THE DAMNED. Algernon Blackwood
the wrong thing. A wave of pity rushed suddenly over me. Was she really frightened, perhaps? She was imaginative, I knew, but never moody; common sense was strong in her, though she had her times of hypersensitiveness. I caught the echo of some unreasoning, big alarm in her. She stood there, gazing across my balcony towards the sea of wooded country that spread dim and vague in the obscurity of the dusk. The deepening shadows entered the room, I fancied, from the grounds below. Following her abstracted gaze a moment, I experienced a curious sharp desire to leave, to escape. Out yonder was wind and space and freedom. This enormous building was oppressive, silent, still. Great catacombs occurred to me, things beneath the ground, imprisonment and capture. I believe I even shuddered a little.
I touched her shoulder. She turned round slowly, and we looked with a certain deliberation into each other’s eyes.

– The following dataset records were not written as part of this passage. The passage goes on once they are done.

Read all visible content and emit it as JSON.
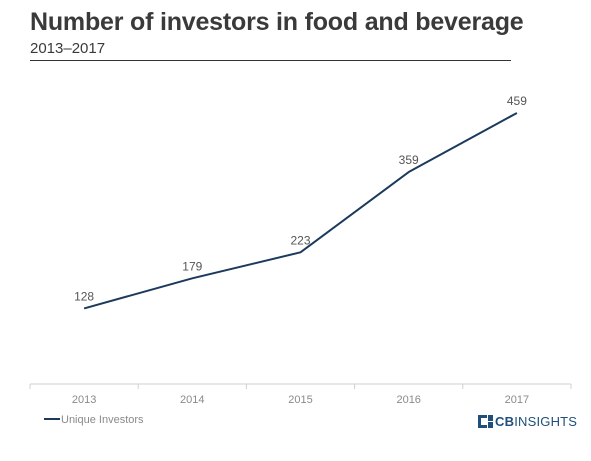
{
  "chart_data": {
    "type": "line",
    "title": "Number of investors in food and beverage",
    "subtitle": "2013–2017",
    "categories": [
      "2013",
      "2014",
      "2015",
      "2016",
      "2017"
    ],
    "series": [
      {
        "name": "Unique Investors",
        "values": [
          128,
          179,
          223,
          359,
          459
        ],
        "color": "#1b3a5c"
      }
    ],
    "data_labels": [
      "128",
      "179",
      "223",
      "359",
      "459"
    ],
    "xlabel": "",
    "ylabel": "",
    "ylim": [
      0,
      500
    ],
    "grid": false,
    "y_axis_visible": false,
    "legend_position": "bottom-left"
  },
  "branding": {
    "logo_text_bold": "CB",
    "logo_text_rest": "INSIGHTS",
    "logo_color": "#1f4f7a"
  }
}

‘Fanny,’ I asked, more gravely than I intended, ‘you are not frightened, are you? Nothing has happened, has it?’
She replied with emphasis, ‘Of course not! How could it—I mean, why should I?’ She stammered, as though the wrong sentence flustered her a second. ‘It’s simply—that I have this ter—this dislike of sleeping alone.’
Naturally, my first thought was how easy it would be to cut our visit short. But I did not say this. Had it been a true solution, Frances would have said it for me long ago.
‘Wouldn’t Mabel double-up with you?’ I said instead, ‘or give you an adjoining room, so that you could leave the door between you open? There’s space enough, heaven knows.’
And then, as the gong sounded in the hall below for dinner, she said, as with an effort, this thing:
‘Mabel did ask me—on the third night—after I had told her. But I declined.’
‘You’d rather be alone than with her?’ I asked, with a certain relief.
Her reply was so gravely given, a child would have known there was more behind it: ‘Not that; but that she did not really want it.’
I had a moment’s intuition and acted on it impulsively. ‘She feels it too, perhaps, but wishes to face it by herself—and get over it?’
My sister bowed her head, and the gesture made me realise of a sudden how grave and solemn our talk had grown, as though some portentous thing were under discussion. It had come of itself—indefinite as a gradual change of temperature. Yet neither of us knew its nature, for apparently neither of us could state it plainly. Nothing happened, even in our words.
‘That was my impression,’ she said, ‘—that if she yields to it she encourages it. And a habit forms so easily. Just think,’ she added with a faint smile that was the first sign of lightness she had yet betrayed, ‘what a nuisance it would be—everywhere—if everybody was afraid of being alone—like that.’
I snatched readily at the chance. We laughed a little, though it was a quiet kind of laughter that seemed wrong. I took her arm and led her towards the door.
‘Disastrous, in fact,’ I agreed.
She raised her voice to its normal pitch again, as I had done. ‘No doubt it will pass,’ she said, ‘now that you have come. Of course, it’s chiefly my imagination.’ Her tone was lighter, though nothing could convince me that the matter itself was light—just then. ‘And in any case,’ tightening her grip on my arm as we passed into the bright enormous corridor and caught sight of Mrs. Franklyn waiting in the cheerless hall below, ‘I’m very glad you’re here, Bill, and Mabel, I know, is too.’
‘If it doesn’t pass,’ I just had time to whisper with a feeble attempt at jollity, ‘I’ll come at night and snore outside your door. After that you’ll be so glad to get rid of me that you won’t mind being alone.’
‘That’s a bargain,’ said Frances.
I shook my hostess by the hand, made a banal remark about the long interval since last we met, and walked behind them into the great dining-room, dimly lit by candles, wondering in my heart how long my sister and I should stay, and why in the world we had ever left our cosy little flat to enter this desolation of riches and false luxury at all. The unsightly picture of the late Samuel Franklyn, Esq., stared down upon me from the farther end of the room above the mighty mantelpiece. He looked, I thought, like some pompous Heavenly Butler who denied to all the world, and to us in particular, the right of entry without presentation cards signed by his hand as proof that we belonged to his own exclusive set. The majority, to his deep grief, and in spite of all his prayers on their behalf, must burn and ‘perish everlastingly.’